Mount Karabitsu
by Kajita Hanko
- Medium:
- Mokuhanga (Japanese woodblock)
- Image courtesy of
- Saru Gallery
Description
Mount Karabitsu (Karabitsu-yama) takes its name from the karabitsu, a six-legged Chinese-style storage chest, in reference to the mountain's distinctive flat-topped silhouette. As a [meisho-e](/glossary/meisho-e), this mokuhanga continues a tradition that runs through the great topographical print series of the Edo period, from Hokusai's Thirty-six Views of Mount Fuji to Hiroshige's province and road series. Hanko's treatment likely emphasizes the profile of the mountain against a sky rendered with [bokashi](/glossary/bokashi) gradation, with foreground vegetation, water, or small human figures providing scale and counterpoint to the geological mass.

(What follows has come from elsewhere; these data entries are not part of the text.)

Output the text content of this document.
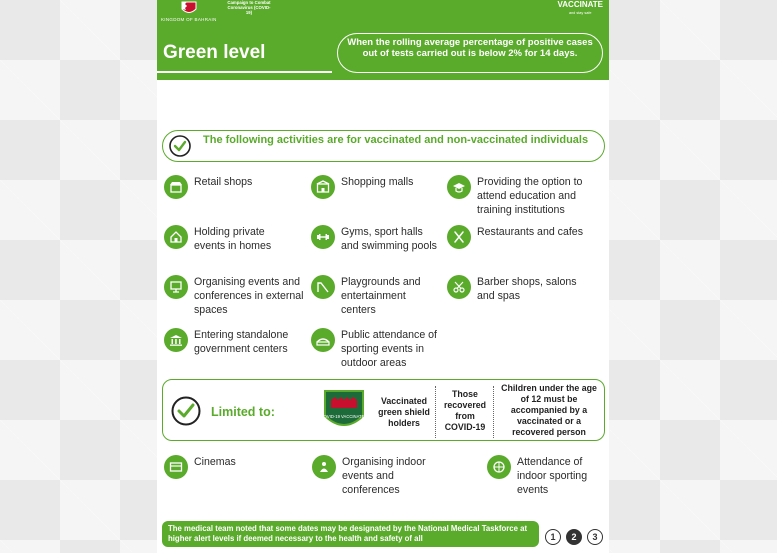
KINGDOM OF BAHRAIN
Campaign to Combat Coronavirus (COVID-19)
VACCINATE
and stay safe
Green level	When the rolling average percentage of positive cases out of tests carried out is below 2% for 14 days.
The following activities are for vaccinated and non-vaccinated individuals
Retail shops	Shopping malls	Providing the option to attend education and training institutions
Holding private events in homes
Gyms, sport halls and swimming pools
Restaurants and cafes
Organising events and conferences in external spaces
Playgrounds and entertainment centers
Barber shops, salons and spas
Entering standalone government centers
Public attendance of sporting events in outdoor areas
Limited to:	COVID-19 VACCINATED
Vaccinated green shield holders
Those recovered from COVID-19
Children under the age of 12 must be accompanied by a vaccinated or a recovered person
Cinemas	Organising indoor events and conferences
Attendance of indoor sporting events
The medical team noted that some dates may be designated by the National Medical Taskforce at higher alert levels if deemed necessary to the health and safety of all	1	2	3
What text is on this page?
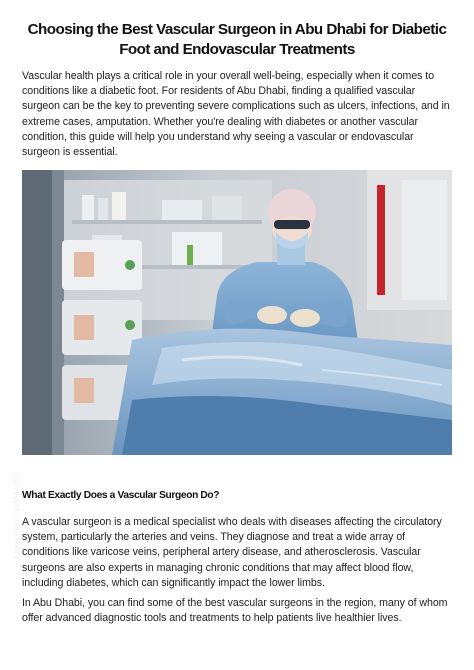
Choosing the Best Vascular Surgeon in Abu Dhabi for Diabetic Foot and Endovascular Treatments

Vascular health plays a critical role in your overall well-being, especially when it comes to conditions like a diabetic foot. For residents of Abu Dhabi, finding a qualified vascular surgeon can be the key to preventing severe complications such as ulcers, infections, and in extreme cases, amputation. Whether you're dealing with diabetes or another vascular condition, this guide will help you understand why seeing a vascular or endovascular surgeon is essential.

Adobe Stock | #396677527 What Exactly Does a Vascular Surgeon Do?

A vascular surgeon is a medical specialist who deals with diseases affecting the circulatory system, particularly the arteries and veins. They diagnose and treat a wide array of conditions like varicose veins, peripheral artery disease, and atherosclerosis. Vascular surgeons are also experts in managing chronic conditions that may affect blood flow, including diabetes, which can significantly impact the lower limbs.

In Abu Dhabi, you can find some of the best vascular surgeons in the region, many of whom offer advanced diagnostic tools and treatments to help patients live healthier lives.
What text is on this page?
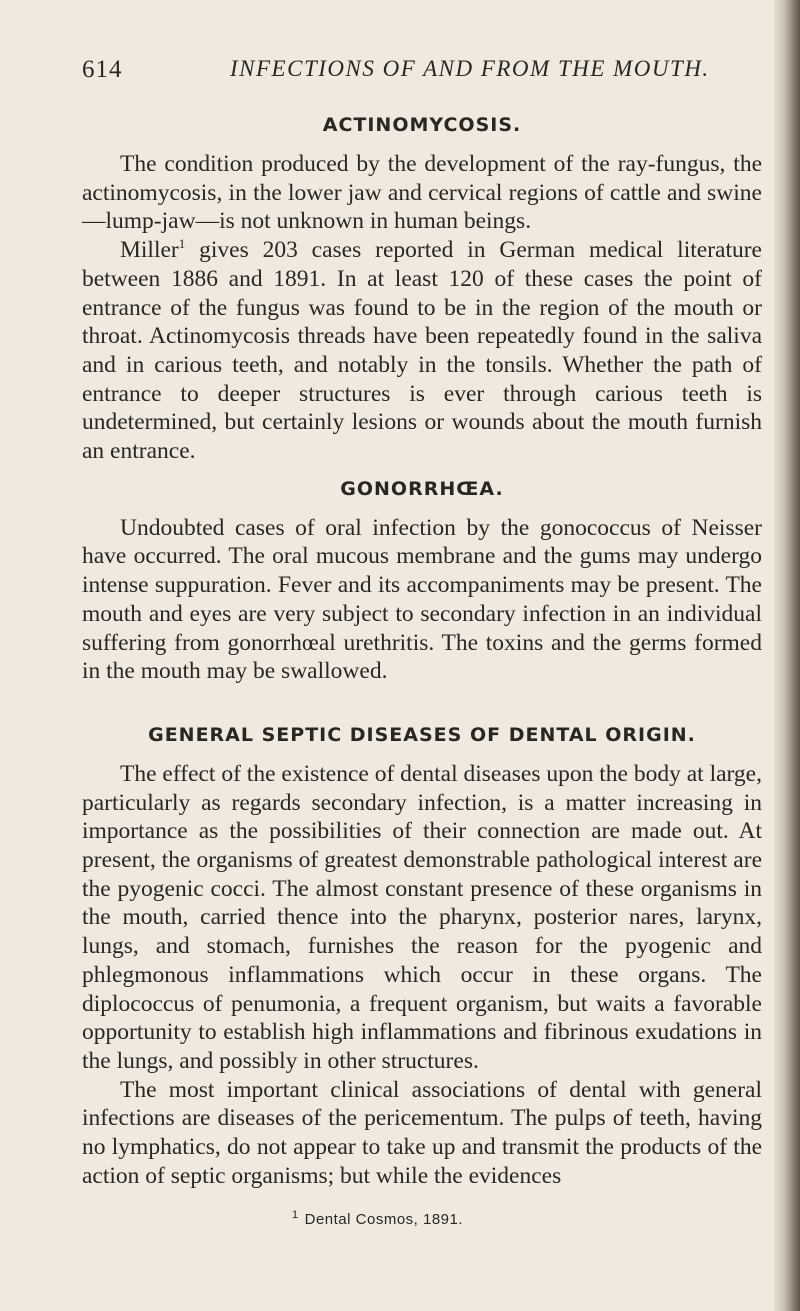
614	INFECTIONS OF AND FROM THE MOUTH.
ACTINOMYCOSIS.

The condition produced by the development of the ray-fungus, the actinomycosis, in the lower jaw and cervical regions of cattle and swine—lump-jaw—is not unknown in human beings.

Miller$^1$ gives 203 cases reported in German medical literature between 1886 and 1891. In at least 120 of these cases the point of entrance of the fungus was found to be in the region of the mouth or throat. Actinomycosis threads have been repeatedly found in the saliva and in carious teeth, and notably in the tonsils. Whether the path of entrance to deeper structures is ever through carious teeth is undetermined, but certainly lesions or wounds about the mouth furnish an entrance.

GONORRHŒA.

Undoubted cases of oral infection by the gonococcus of Neisser have occurred. The oral mucous membrane and the gums may undergo intense suppuration. Fever and its accompaniments may be present. The mouth and eyes are very subject to secondary infection in an individual suffering from gonorrhœal urethritis. The toxins and the germs formed in the mouth may be swallowed.

GENERAL SEPTIC DISEASES OF DENTAL ORIGIN.

The effect of the existence of dental diseases upon the body at large, particularly as regards secondary infection, is a matter increasing in importance as the possibilities of their connection are made out. At present, the organisms of greatest demonstrable pathological interest are the pyogenic cocci. The almost constant presence of these organisms in the mouth, carried thence into the pharynx, posterior nares, larynx, lungs, and stomach, furnishes the reason for the pyogenic and phlegmonous inflammations which occur in these organs. The diplococcus of penumonia, a frequent organism, but waits a favorable opportunity to establish high inflammations and fibrinous exudations in the lungs, and possibly in other structures.

The most important clinical associations of dental with general infections are diseases of the pericementum. The pulps of teeth, having no lymphatics, do not appear to take up and transmit the products of the action of septic organisms; but while the evidences

$^1$ Dental Cosmos, 1891.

As a nihonga-trained artist, Hanko approached landscape with attention to atmospheric effect and seasonal nuance, drawing on the long history of Japanese ink painting and the more recent absorption of Western perspective into Meiji-era pictorial practice. The print exemplifies Hanko's engagement with traditional Japanese subject categories while working in the print medium during the Taisho period, a moment when artists were reconsidering the meisho-e canon for modern audiences who increasingly experienced the landscape through rail travel and printed guidebooks.